Seit einigen Jahren ist Tricon für das Design der Siemens-Regionalbahnen zuständig – jetzt erhielt das Duo den Zuschlag für 175 Stadtbahnfahrzeuge „S200 LRV”, die in San Francisco unterwegs sein werden. Damit kann Tricon bereits den dritten Erfolg auf dem nordamerikanischen Markt verbuchen: 2013 bereits erteilte das kanadische Calgary den Auftrag für neue Straßenbahnen und im Mai 2014 orderte die Allianz der Verkehrsministerien von Illinois, California, Michigan, Missouri und Washington neue Lokomotiven.
Die Stadtbahnen der Reihe „S200” sollen San Francisco mit Nachbargemeinden verbinden und sind als Hochflurfahrzeuge konzipiert. Die über alles 22,86 Meter langen Bahnen (Breite 2,65 Meter) bieten Platz für ingesamt 203 Passagiere, darunter 60 Sitz- und 4 Rollstuhlplätze. Von vier 130 kW starken Motoren angetrieben liegt die Höchstgeschwindigkeit bei 80,5 km/h. 2018 sollen die ersten 40 Exemplare ausgeliefert werden.

Herr Schürg, beim Stichwort Stadtbahn denkt man nicht unbedingt an die USA – ist die Tram dort wieder attraktiv geworden?
Die traditionelle Straßenbahn, wie sie bei uns bekannt ist, lässt sich mit der Bahn für San Francisco nur bedingt zu vergleichen. Zwar basieren die Siemens-Fahrzeuge ursprünglich auf Straßenbahnentwicklungen für europäische Städte, aber ihr Einsatzgebiet ist größtenteils doch eher mit einer Stadtbahn vergleichbar, wie sie beispielsweise in Stuttgart zu finden ist.
Die Bahnen für San Francisco verkehren sowohl ebenerdig, als auch unterirdisch, auf eigenen Trassen und in den Straßenverkehr integriert. Ähnlich ist es in vielen anderen amerikanischen Städten. In USA ist deshalb auch nicht von der Straßenbahn die Rede, sondern von Light Rail Vehicles (LRVs), die von der Geschwindigkeit und vom Transportvolumen her zwischen den herkömmlichen Regionalzügen oder Metros und den Omnibussen einzuordnen sind.
Die LRVs werden in den USA immer attraktiver. Dieses Marktsegment wird auch in den nächsten Jahren – das sagen alle Prognosen – weiter wachsen. Die amerikanischen Städte haben immer mehr mit den Problemen des Automobilverkehrs zu kämpfen, die Etablierung eines Stadtbahnsystems ist immer noch deutlich günstiger als ein neues unterirdisches Metrosystem. Auch die Politik der US-Regierung, Schienenverkehr voranzutreiben, hilft bei der Realisierung neuer Light Rail Systeme.

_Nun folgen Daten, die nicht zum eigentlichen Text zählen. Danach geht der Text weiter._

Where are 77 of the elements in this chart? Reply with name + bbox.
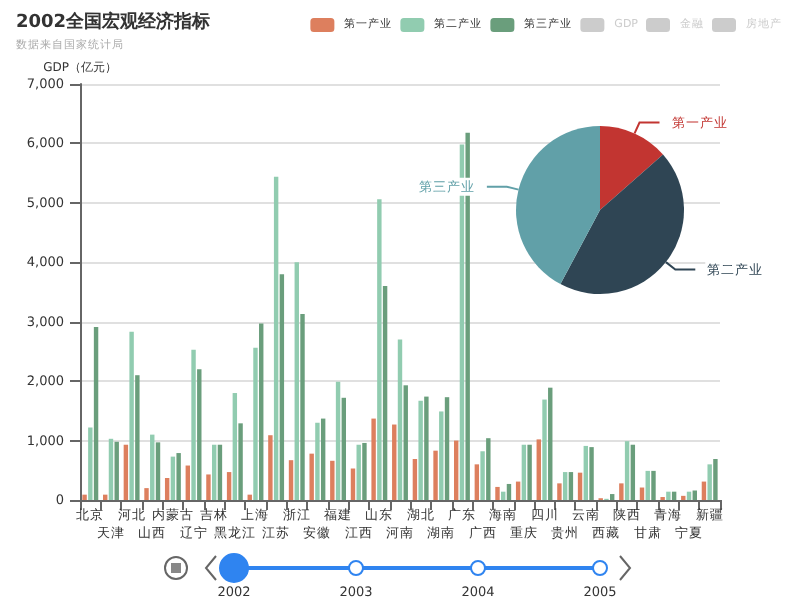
bar	[630, 444, 636, 500]
bar	[645, 470, 650, 500]
bar	[335, 381, 341, 500]
bar	[309, 453, 314, 500]
bar	[232, 393, 238, 500]
bar	[474, 464, 480, 500]
bar	[288, 460, 294, 500]
bar	[444, 397, 450, 500]
bar	[371, 418, 376, 500]
bar	[330, 460, 335, 500]
bar	[341, 397, 347, 500]
bar	[557, 483, 562, 500]
bar	[377, 199, 382, 500]
bar	[589, 447, 594, 500]
bar	[259, 323, 264, 500]
bar	[170, 456, 176, 500]
bar	[486, 438, 491, 500]
bar	[651, 470, 656, 500]
bar	[453, 440, 459, 500]
bar	[495, 486, 500, 500]
bar	[108, 438, 114, 500]
bar	[412, 458, 418, 500]
bar	[424, 396, 429, 500]
bar	[123, 444, 129, 500]
bar	[211, 444, 217, 500]
bar	[480, 451, 485, 500]
bar	[542, 399, 547, 500]
bar	[300, 313, 305, 500]
bar	[176, 453, 181, 500]
bar	[114, 441, 119, 500]
bar	[82, 494, 87, 500]
bar	[619, 483, 624, 500]
bar	[191, 349, 196, 500]
bar	[536, 439, 541, 500]
bar	[506, 483, 512, 500]
bar	[397, 339, 403, 500]
bar	[382, 286, 388, 500]
bar	[320, 418, 326, 500]
bar	[315, 422, 320, 500]
bar	[206, 474, 211, 500]
bar	[88, 427, 93, 500]
bar	[527, 444, 532, 500]
bar	[253, 347, 258, 500]
bar	[268, 435, 273, 500]
bar	[692, 490, 697, 500]
bar	[713, 458, 718, 500]
bar	[144, 488, 149, 500]
bar	[418, 400, 423, 500]
bar	[135, 375, 140, 500]
bar	[155, 442, 161, 500]
bar	[164, 478, 170, 500]
bar	[362, 442, 367, 500]
bar	[129, 331, 134, 500]
bar	[279, 274, 285, 500]
bar	[521, 444, 527, 500]
bar	[439, 411, 444, 500]
bar	[238, 423, 243, 500]
bar	[217, 444, 223, 500]
bar	[568, 472, 574, 500]
bar	[294, 262, 299, 500]
bar	[433, 450, 438, 500]
bar	[226, 472, 232, 500]
bar	[356, 444, 361, 500]
bar	[666, 491, 671, 500]
bar	[273, 176, 279, 500]
bar	[150, 434, 155, 500]
bar	[562, 472, 568, 500]
bar	[93, 327, 99, 500]
bar	[548, 387, 553, 500]
bar	[197, 369, 202, 500]
bar	[624, 441, 630, 500]
bar	[583, 445, 589, 500]
chart-title: 2002全国宏观经济指标	[16, 11, 211, 33]
bar	[707, 464, 712, 500]
bar	[609, 494, 615, 500]
bar	[403, 385, 408, 500]
bar	[392, 424, 397, 500]
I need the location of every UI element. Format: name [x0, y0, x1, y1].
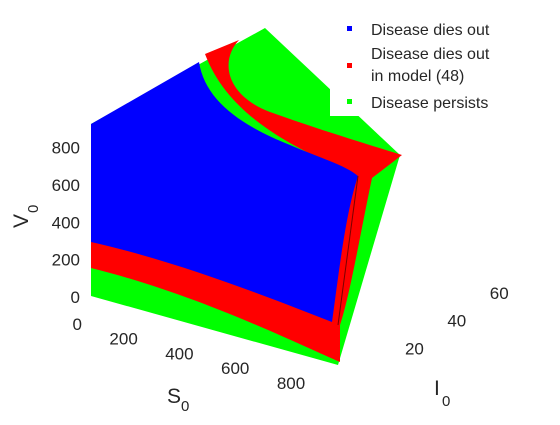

Welche Anforderungen an die Bahn und das Design hat der Kunde formuliert?
Das Projekt „San Francisco“ war schon das zweite Projekt, das wir mit Siemens in den USA erfolgreich abgewickelt haben. Davor haben wir das Exterieur-Design für die neue Stadtbahn im kanadischen Calgary entwickelt. Auch für San Francisco haben wir keine typische „Siemens-Bahn” oder ein „Tricon-Fahrzeug” gestaltet, sondern drei individuelle Designkonzepte entwickelt, die dem Charakter und Selbstverständnis von San Francisco entsprechen.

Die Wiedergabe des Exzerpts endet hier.